This is part two in the series describing how to write a 'legacy'/'migrating' hbm for backward compatibility.

The refactoring in this post is the splitting of a class 'Bridge'. See the class diagram:

Originally there was one big Bridge class, but later it was decided to split it into a Bridge and a BridgeDefinition. Also the properties don't exactly match:

  • SideArea: no longer exists
  • Pillars -> renamed to NumPillars
  • Color: should always be 'RED'
  • IsOpen: new

Here are the old HBM (for reference) and the new HBM:

Old HBM
  <class name="Bridge">
    <id name="Id"> <generator class="guid" /> </id>
    <property name="Name" />
    <property name="Color" />
    <property name="HasRoad"/>
    <property name="Width"/>
    <property name="Height"/>
    <property name="SideArea"/>
    <property name="Type"/>
    <property name="Pillars"/>
  </class>
New HBM
  <class name="Bridge">
    <id name="Id"> <generator class="guid" /> </id>
    <property name="Name" />
    <property name="Color" />
    <property name="HasRoad"/>
    <property name="IsOpen"/>
    <many-to-one name="Definition" cascade="all-delete-orphan"/>
  </class>

  <class name="BridgeDefinition">
    <id name="Id">
      <generator class="guid" />
    </id>
    <property name="Type"/>
    <property name="Width"/>
    <property name="Height"/>
    <property name="NumPillars"/>
  </class>

We need to tackle four property changes and the class split itself.

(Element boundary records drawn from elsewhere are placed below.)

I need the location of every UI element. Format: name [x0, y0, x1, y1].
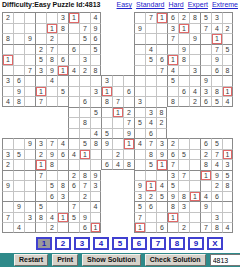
- cell-r21c14[interactable]: [145, 222, 156, 233]
- cell-r17c16[interactable]: 5: [167, 180, 178, 191]
- cell-r18c16[interactable]: 9: [167, 191, 178, 202]
- cell-r2c15[interactable]: [156, 23, 167, 34]
- cell-r3c6[interactable]: [57, 33, 68, 44]
- cell-r9c5[interactable]: [46, 96, 57, 107]
- cell-r20c2[interactable]: [13, 212, 24, 223]
- cell-r3c14[interactable]: [145, 33, 156, 44]
- cell-r7c17[interactable]: [178, 75, 189, 86]
- cell-r2c16[interactable]: 3: [167, 23, 178, 34]
- cell-r9c15[interactable]: [156, 96, 167, 107]
- cell-r11c11[interactable]: [112, 117, 123, 128]
- cell-r14c9[interactable]: [90, 149, 101, 160]
- cell-r8c10[interactable]: 1: [101, 86, 112, 97]
- cell-r3c3[interactable]: 9: [24, 33, 35, 44]
- cell-r10c12[interactable]: 2: [123, 107, 134, 118]
- cell-r14c7[interactable]: 4: [68, 149, 79, 160]
- cell-r7c19[interactable]: 9: [200, 75, 211, 86]
- cell-r20c21[interactable]: [222, 212, 233, 223]
- cell-r9c4[interactable]: 7: [35, 96, 46, 107]
- cell-r1c16[interactable]: 6: [167, 12, 178, 23]
- cell-r21c8[interactable]: 6: [79, 222, 90, 233]
- cell-r3c4[interactable]: [35, 33, 46, 44]
- cell-r9c7[interactable]: [68, 96, 79, 107]
- cell-r4c4[interactable]: 2: [35, 44, 46, 55]
- cell-r12c10[interactable]: 5: [101, 128, 112, 139]
- cell-r19c14[interactable]: 6: [145, 201, 156, 212]
- digit-button-7[interactable]: 7: [150, 237, 166, 250]
- cell-r18c8[interactable]: 2: [79, 191, 90, 202]
- cell-r5c17[interactable]: 8: [178, 54, 189, 65]
- cell-r13c2[interactable]: [13, 138, 24, 149]
- cell-r2c5[interactable]: 1: [46, 23, 57, 34]
- cell-r16c6[interactable]: [57, 170, 68, 181]
- cell-r8c2[interactable]: 9: [13, 86, 24, 97]
- cell-r15c1[interactable]: 2: [2, 159, 13, 170]
- cell-r18c19[interactable]: 4: [200, 191, 211, 202]
- cell-r17c18[interactable]: [189, 180, 200, 191]
- cell-r8c20[interactable]: 8: [211, 86, 222, 97]
- cell-r18c2[interactable]: [13, 191, 24, 202]
- cell-r5c7[interactable]: [68, 54, 79, 65]
- cell-r20c7[interactable]: 5: [68, 212, 79, 223]
- cell-r7c5[interactable]: 4: [46, 75, 57, 86]
- cell-r13c4[interactable]: 3: [35, 138, 46, 149]
- cell-r7c6[interactable]: [57, 75, 68, 86]
- cell-r2c14[interactable]: [145, 23, 156, 34]
- cell-r2c19[interactable]: 7: [200, 23, 211, 34]
- link-hard[interactable]: Hard: [169, 1, 184, 8]
- cell-r11c8[interactable]: 8: [79, 117, 90, 128]
- cell-r2c18[interactable]: [189, 23, 200, 34]
- cell-r11c9[interactable]: [90, 117, 101, 128]
- cell-r5c19[interactable]: [200, 54, 211, 65]
- cell-r4c16[interactable]: [167, 44, 178, 55]
- cell-r16c3[interactable]: [24, 170, 35, 181]
- cell-r1c5[interactable]: [46, 12, 57, 23]
- cell-r17c19[interactable]: [200, 180, 211, 191]
- cell-r20c14[interactable]: [145, 212, 156, 223]
- cell-r3c21[interactable]: [222, 33, 233, 44]
- cell-r16c13[interactable]: [134, 170, 145, 181]
- cell-r8c11[interactable]: [112, 86, 123, 97]
- cell-r4c3[interactable]: [24, 44, 35, 55]
- cell-r15c7[interactable]: [68, 159, 79, 170]
- cell-r18c17[interactable]: 8: [178, 191, 189, 202]
- cell-r13c9[interactable]: 8: [90, 138, 101, 149]
- cell-r15c12[interactable]: 8: [123, 159, 134, 170]
- cell-r3c15[interactable]: [156, 33, 167, 44]
- cell-r1c3[interactable]: [24, 12, 35, 23]
- cell-r2c17[interactable]: 1: [178, 23, 189, 34]
- cell-r16c8[interactable]: 8: [79, 170, 90, 181]
- cell-r1c14[interactable]: 7: [145, 12, 156, 23]
- cell-r17c15[interactable]: 4: [156, 180, 167, 191]
- cell-r14c8[interactable]: 1: [79, 149, 90, 160]
- cell-r4c9[interactable]: 5: [90, 44, 101, 55]
- cell-r1c2[interactable]: [13, 12, 24, 23]
- cell-r13c18[interactable]: [189, 138, 200, 149]
- cell-r5c3[interactable]: [24, 54, 35, 65]
- cell-r21c2[interactable]: 4: [13, 222, 24, 233]
- cell-r18c21[interactable]: [222, 191, 233, 202]
- cell-r7c13[interactable]: [134, 75, 145, 86]
- cell-r5c18[interactable]: [189, 54, 200, 65]
- cell-r3c9[interactable]: 6: [90, 33, 101, 44]
- cell-r15c6[interactable]: [57, 159, 68, 170]
- cell-r4c13[interactable]: [134, 44, 145, 55]
- cell-r16c16[interactable]: 3: [167, 170, 178, 181]
- cell-r15c21[interactable]: 3: [222, 159, 233, 170]
- cell-r19c4[interactable]: 5: [35, 201, 46, 212]
- cell-r14c20[interactable]: 7: [211, 149, 222, 160]
- cell-r20c17[interactable]: [178, 212, 189, 223]
- cell-r17c6[interactable]: 8: [57, 180, 68, 191]
- cell-r13c19[interactable]: 6: [200, 138, 211, 149]
- cell-r17c8[interactable]: 7: [79, 180, 90, 191]
- cell-r18c18[interactable]: 1: [189, 191, 200, 202]
- cell-r20c15[interactable]: [156, 212, 167, 223]
- cell-r16c19[interactable]: 1: [200, 170, 211, 181]
- cell-r16c17[interactable]: 7: [178, 170, 189, 181]
- cell-r6c7[interactable]: 4: [68, 65, 79, 76]
- cell-r21c17[interactable]: 2: [178, 222, 189, 233]
- cell-r3c7[interactable]: [68, 33, 79, 44]
- cell-r1c7[interactable]: 1: [68, 12, 79, 23]
- cell-r8c15[interactable]: [156, 86, 167, 97]
- cell-r12c11[interactable]: [112, 128, 123, 139]
- cell-r13c6[interactable]: 4: [57, 138, 68, 149]
- cell-r8c13[interactable]: [134, 86, 145, 97]
- cell-r12c8[interactable]: [79, 128, 90, 139]
- cell-r8c14[interactable]: [145, 86, 156, 97]
- digit-button-5[interactable]: 5: [112, 237, 128, 250]
- cell-r15c20[interactable]: 4: [211, 159, 222, 170]
- cell-r18c20[interactable]: 6: [211, 191, 222, 202]
- cell-r15c13[interactable]: [134, 159, 145, 170]
- cell-r2c7[interactable]: [68, 23, 79, 34]
- cell-r21c18[interactable]: [189, 222, 200, 233]
- cell-r6c14[interactable]: [145, 65, 156, 76]
- cell-r20c13[interactable]: 7: [134, 212, 145, 223]
- cell-r20c19[interactable]: [200, 212, 211, 223]
- cell-r13c3[interactable]: 9: [24, 138, 35, 149]
- cell-r9c21[interactable]: 4: [222, 96, 233, 107]
- puzzle-id-input[interactable]: [210, 254, 240, 266]
- cell-r21c21[interactable]: 4: [222, 222, 233, 233]
- cell-r15c19[interactable]: 8: [200, 159, 211, 170]
- cell-r21c9[interactable]: 1: [90, 222, 101, 233]
- cell-r18c5[interactable]: 6: [46, 191, 57, 202]
- cell-r2c1[interactable]: [2, 23, 13, 34]
- cell-r5c2[interactable]: [13, 54, 24, 65]
- cell-r15c4[interactable]: 1: [35, 159, 46, 170]
- cell-r21c6[interactable]: [57, 222, 68, 233]
- cell-r19c1[interactable]: [2, 201, 13, 212]
- cell-r6c18[interactable]: 3: [189, 65, 200, 76]
- cell-r21c5[interactable]: 2: [46, 222, 57, 233]
- cell-r10c15[interactable]: 8: [156, 107, 167, 118]
- cell-r4c21[interactable]: 5: [222, 44, 233, 55]
- cell-r15c11[interactable]: 4: [112, 159, 123, 170]
- cell-r1c19[interactable]: 5: [200, 12, 211, 23]
- cell-r9c3[interactable]: [24, 96, 35, 107]
- cell-r13c16[interactable]: 2: [167, 138, 178, 149]
- cell-r3c5[interactable]: 2: [46, 33, 57, 44]
- cell-r19c20[interactable]: [211, 201, 222, 212]
- cell-r8c16[interactable]: [167, 86, 178, 97]
- cell-r12c9[interactable]: 4: [90, 128, 101, 139]
- cell-r21c7[interactable]: [68, 222, 79, 233]
- cell-r2c4[interactable]: [35, 23, 46, 34]
- cell-r17c3[interactable]: [24, 180, 35, 191]
- cell-r1c17[interactable]: 2: [178, 12, 189, 23]
- cell-r13c17[interactable]: [178, 138, 189, 149]
- cell-r13c8[interactable]: 5: [79, 138, 90, 149]
- cell-r1c1[interactable]: 2: [2, 12, 13, 23]
- cell-r16c5[interactable]: [46, 170, 57, 181]
- cell-r16c14[interactable]: [145, 170, 156, 181]
- cell-r6c20[interactable]: 6: [211, 65, 222, 76]
- cell-r17c13[interactable]: 9: [134, 180, 145, 191]
- cell-r14c13[interactable]: [134, 149, 145, 160]
- cell-r9c17[interactable]: [178, 96, 189, 107]
- cell-r14c2[interactable]: 5: [13, 149, 24, 160]
- cell-r5c15[interactable]: 6: [156, 54, 167, 65]
- cell-r20c16[interactable]: 1: [167, 212, 178, 223]
- link-expert[interactable]: Expert: [188, 1, 208, 8]
- link-easy[interactable]: Easy: [117, 1, 133, 8]
- digit-button-4[interactable]: 4: [93, 237, 109, 250]
- cell-r6c17[interactable]: [178, 65, 189, 76]
- check-solution-button[interactable]: Check Solution: [145, 254, 206, 266]
- cell-r20c4[interactable]: 8: [35, 212, 46, 223]
- cell-r2c6[interactable]: 8: [57, 23, 68, 34]
- cell-r8c17[interactable]: 6: [178, 86, 189, 97]
- cell-r2c3[interactable]: [24, 23, 35, 34]
- show-solution-button[interactable]: Show Solution: [82, 254, 141, 266]
- cell-r6c8[interactable]: 2: [79, 65, 90, 76]
- cell-r6c19[interactable]: [200, 65, 211, 76]
- cell-r4c5[interactable]: 7: [46, 44, 57, 55]
- cell-r13c15[interactable]: 3: [156, 138, 167, 149]
- cell-r1c15[interactable]: 1: [156, 12, 167, 23]
- cell-r3c13[interactable]: [134, 33, 145, 44]
- cell-r5c8[interactable]: 3: [79, 54, 90, 65]
- cell-r8c5[interactable]: [46, 86, 57, 97]
- cell-r14c6[interactable]: 6: [57, 149, 68, 160]
- cell-r6c16[interactable]: 4: [167, 65, 178, 76]
- cell-r20c20[interactable]: 3: [211, 212, 222, 223]
- cell-r15c3[interactable]: [24, 159, 35, 170]
- cell-r4c18[interactable]: [189, 44, 200, 55]
- cell-r11c13[interactable]: 5: [134, 117, 145, 128]
- cell-r9c12[interactable]: [123, 96, 134, 107]
- cell-r17c21[interactable]: 8: [222, 180, 233, 191]
- cell-r18c4[interactable]: [35, 191, 46, 202]
- cell-r2c9[interactable]: 9: [90, 23, 101, 34]
- cell-r1c9[interactable]: 4: [90, 12, 101, 23]
- cell-r6c5[interactable]: 9: [46, 65, 57, 76]
- cell-r8c21[interactable]: 1: [222, 86, 233, 97]
- cell-r10c10[interactable]: [101, 107, 112, 118]
- cell-r7c14[interactable]: [145, 75, 156, 86]
- cell-r12c15[interactable]: [156, 128, 167, 139]
- cell-r18c6[interactable]: 3: [57, 191, 68, 202]
- cell-r10c14[interactable]: 3: [145, 107, 156, 118]
- cell-r14c3[interactable]: [24, 149, 35, 160]
- cell-r6c9[interactable]: 8: [90, 65, 101, 76]
- cell-r6c3[interactable]: 7: [24, 65, 35, 76]
- cell-r7c7[interactable]: [68, 75, 79, 86]
- cell-r14c18[interactable]: [189, 149, 200, 160]
- cell-r7c3[interactable]: [24, 75, 35, 86]
- cell-r4c6[interactable]: [57, 44, 68, 55]
- cell-r11c10[interactable]: [101, 117, 112, 128]
- cell-r14c14[interactable]: 8: [145, 149, 156, 160]
- cell-r10c13[interactable]: [134, 107, 145, 118]
- cell-r15c16[interactable]: 7: [167, 159, 178, 170]
- cell-r20c18[interactable]: [189, 212, 200, 223]
- cell-r5c6[interactable]: 6: [57, 54, 68, 65]
- cell-r7c20[interactable]: [211, 75, 222, 86]
- cell-r14c15[interactable]: 9: [156, 149, 167, 160]
- cell-r7c18[interactable]: [189, 75, 200, 86]
- cell-r3c2[interactable]: [13, 33, 24, 44]
- cell-r1c20[interactable]: 3: [211, 12, 222, 23]
- cell-r13c10[interactable]: 9: [101, 138, 112, 149]
- cell-r5c16[interactable]: 1: [167, 54, 178, 65]
- cell-r19c5[interactable]: [46, 201, 57, 212]
- cell-r16c20[interactable]: 9: [211, 170, 222, 181]
- cell-r1c18[interactable]: 8: [189, 12, 200, 23]
- cell-r4c17[interactable]: 9: [178, 44, 189, 55]
- cell-r8c4[interactable]: 1: [35, 86, 46, 97]
- cell-r15c18[interactable]: [189, 159, 200, 170]
- cell-r16c18[interactable]: [189, 170, 200, 181]
- cell-r18c7[interactable]: [68, 191, 79, 202]
- cell-r6c15[interactable]: 7: [156, 65, 167, 76]
- cell-r8c6[interactable]: 5: [57, 86, 68, 97]
- cell-r6c13[interactable]: [134, 65, 145, 76]
- cell-r7c2[interactable]: 6: [13, 75, 24, 86]
- cell-r12c13[interactable]: [134, 128, 145, 139]
- cell-r4c1[interactable]: [2, 44, 13, 55]
- cell-r19c21[interactable]: [222, 201, 233, 212]
- cell-r5c1[interactable]: 1: [2, 54, 13, 65]
- cell-r3c17[interactable]: [178, 33, 189, 44]
- cell-r13c20[interactable]: 5: [211, 138, 222, 149]
- cell-r6c6[interactable]: 1: [57, 65, 68, 76]
- cell-r3c18[interactable]: 9: [189, 33, 200, 44]
- cell-r8c12[interactable]: 6: [123, 86, 134, 97]
- cell-r5c5[interactable]: 8: [46, 54, 57, 65]
- cell-r5c9[interactable]: [90, 54, 101, 65]
- cell-r19c7[interactable]: 7: [68, 201, 79, 212]
- cell-r8c3[interactable]: [24, 86, 35, 97]
- cell-r12c7[interactable]: [68, 128, 79, 139]
- digit-button-2[interactable]: 2: [55, 237, 71, 250]
- cell-r14c5[interactable]: 9: [46, 149, 57, 160]
- cell-r3c20[interactable]: 1: [211, 33, 222, 44]
- cell-r15c14[interactable]: 5: [145, 159, 156, 170]
- cell-r14c19[interactable]: 2: [200, 149, 211, 160]
- cell-r4c8[interactable]: [79, 44, 90, 55]
- cell-r17c7[interactable]: 6: [68, 180, 79, 191]
- cell-r19c6[interactable]: [57, 201, 68, 212]
- cell-r10c9[interactable]: 5: [90, 107, 101, 118]
- cell-r8c7[interactable]: [68, 86, 79, 97]
- cell-r4c7[interactable]: 6: [68, 44, 79, 55]
- cell-r7c15[interactable]: [156, 75, 167, 86]
- cell-r21c19[interactable]: 7: [200, 222, 211, 233]
- cell-r2c13[interactable]: 9: [134, 23, 145, 34]
- cell-r7c10[interactable]: 3: [101, 75, 112, 86]
- digit-button-6[interactable]: 6: [131, 237, 147, 250]
- cell-r5c20[interactable]: 9: [211, 54, 222, 65]
- cell-r18c15[interactable]: 5: [156, 191, 167, 202]
- cell-r14c12[interactable]: [123, 149, 134, 160]
- cell-r13c11[interactable]: [112, 138, 123, 149]
- cell-r18c14[interactable]: 2: [145, 191, 156, 202]
- cell-r13c7[interactable]: [68, 138, 79, 149]
- cell-r19c13[interactable]: 5: [134, 201, 145, 212]
- digit-button-x[interactable]: X: [207, 237, 223, 250]
- cell-r18c3[interactable]: [24, 191, 35, 202]
- cell-r13c21[interactable]: [222, 138, 233, 149]
- cell-r9c18[interactable]: 2: [189, 96, 200, 107]
- cell-r4c14[interactable]: 4: [145, 44, 156, 55]
- cell-r17c14[interactable]: 1: [145, 180, 156, 191]
- cell-r9c14[interactable]: [145, 96, 156, 107]
- cell-r9c19[interactable]: 6: [200, 96, 211, 107]
- cell-r1c13[interactable]: [134, 12, 145, 23]
- cell-r1c8[interactable]: [79, 12, 90, 23]
- cell-r15c17[interactable]: [178, 159, 189, 170]
- cell-r7c16[interactable]: 5: [167, 75, 178, 86]
- cell-r1c6[interactable]: 3: [57, 12, 68, 23]
- cell-r10c11[interactable]: 1: [112, 107, 123, 118]
- cell-r15c5[interactable]: 8: [46, 159, 57, 170]
- cell-r19c16[interactable]: 8: [167, 201, 178, 212]
- digit-button-3[interactable]: 3: [74, 237, 90, 250]
- cell-r4c20[interactable]: 7: [211, 44, 222, 55]
- cell-r17c4[interactable]: [35, 180, 46, 191]
- cell-r21c4[interactable]: [35, 222, 46, 233]
- cell-r4c2[interactable]: [13, 44, 24, 55]
- cell-r10c7[interactable]: [68, 107, 79, 118]
- cell-r7c11[interactable]: [112, 75, 123, 86]
- cell-r18c9[interactable]: [90, 191, 101, 202]
- cell-r9c16[interactable]: 8: [167, 96, 178, 107]
- cell-r7c21[interactable]: [222, 75, 233, 86]
- cell-r15c15[interactable]: 1: [156, 159, 167, 170]
- cell-r14c11[interactable]: 2: [112, 149, 123, 160]
- cell-r17c2[interactable]: [13, 180, 24, 191]
- cell-r17c20[interactable]: 2: [211, 180, 222, 191]
- cell-r11c12[interactable]: 7: [123, 117, 134, 128]
- cell-r8c1[interactable]: [2, 86, 13, 97]
- cell-r14c10[interactable]: [101, 149, 112, 160]
- cell-r7c4[interactable]: [35, 75, 46, 86]
- cell-r6c1[interactable]: [2, 65, 13, 76]
- cell-r21c15[interactable]: 6: [156, 222, 167, 233]
- cell-r1c4[interactable]: [35, 12, 46, 23]
- cell-r16c21[interactable]: 5: [222, 170, 233, 181]
- cell-r21c1[interactable]: [2, 222, 13, 233]
- cell-r21c3[interactable]: [24, 222, 35, 233]
- cell-r8c9[interactable]: 3: [90, 86, 101, 97]
- cell-r3c16[interactable]: 7: [167, 33, 178, 44]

Let's start with the property changes:

Property

Change

Solution

SideArea

No longer exists

Do nothing!

Pillars

Renamed to NumPillars

<property name="NumPillars" formula="Pillars"/>

Color

Should always be 'RED' when loading old data

<property name="Color" formula="'RED'"/>

IsOpen

New property, should always be 'true' when loading old data

<property name="IsOpen" formula="1"/>

Finally we need to tackle how to split the class. Fortunately NHibernate has something called components, where it persists two classes into one table. We just tell NHibernate to threat the table as such a table, with BridgeDefinition being a 'component' of Bridge and NHibernate will load the single table into two entities, just like we want. The resulting HBM looks like this:

Migrating HBM
  <class name="Bridge">
    <id name="Id"> <generator class="guid" /> </id>
    <property name="Name" />
    <property name="Color" formula="'RED'"/>
    <property name="HasRoad"/>
    <property name="IsOpen" formula="1"/>

    <component name="Definition" class="BridgeDefinition">
      <property name="Type"/>
      <property name="Width"/>
      <property name="Height"/>
      <property name="NumPillars" formula="Pillars"/>
    </component>
  </class>

Note that the Id property of the BridgeDefinition component is not mapped. However when saving this class in the new session (with the new hbm's), it will receive an Id anyway.

The resulting SQL:

SELECT bridge.Id, bridge.Name, bridge.HasRoad, bridge.Type, bridge.Width, bridge.Height, 'RED', 1, bridge.Pillars FROM Bridge bridge WHERE bridge.Id=...

Note that the splitting into a component is handled by NHibernate in code and has no effect on the SQL.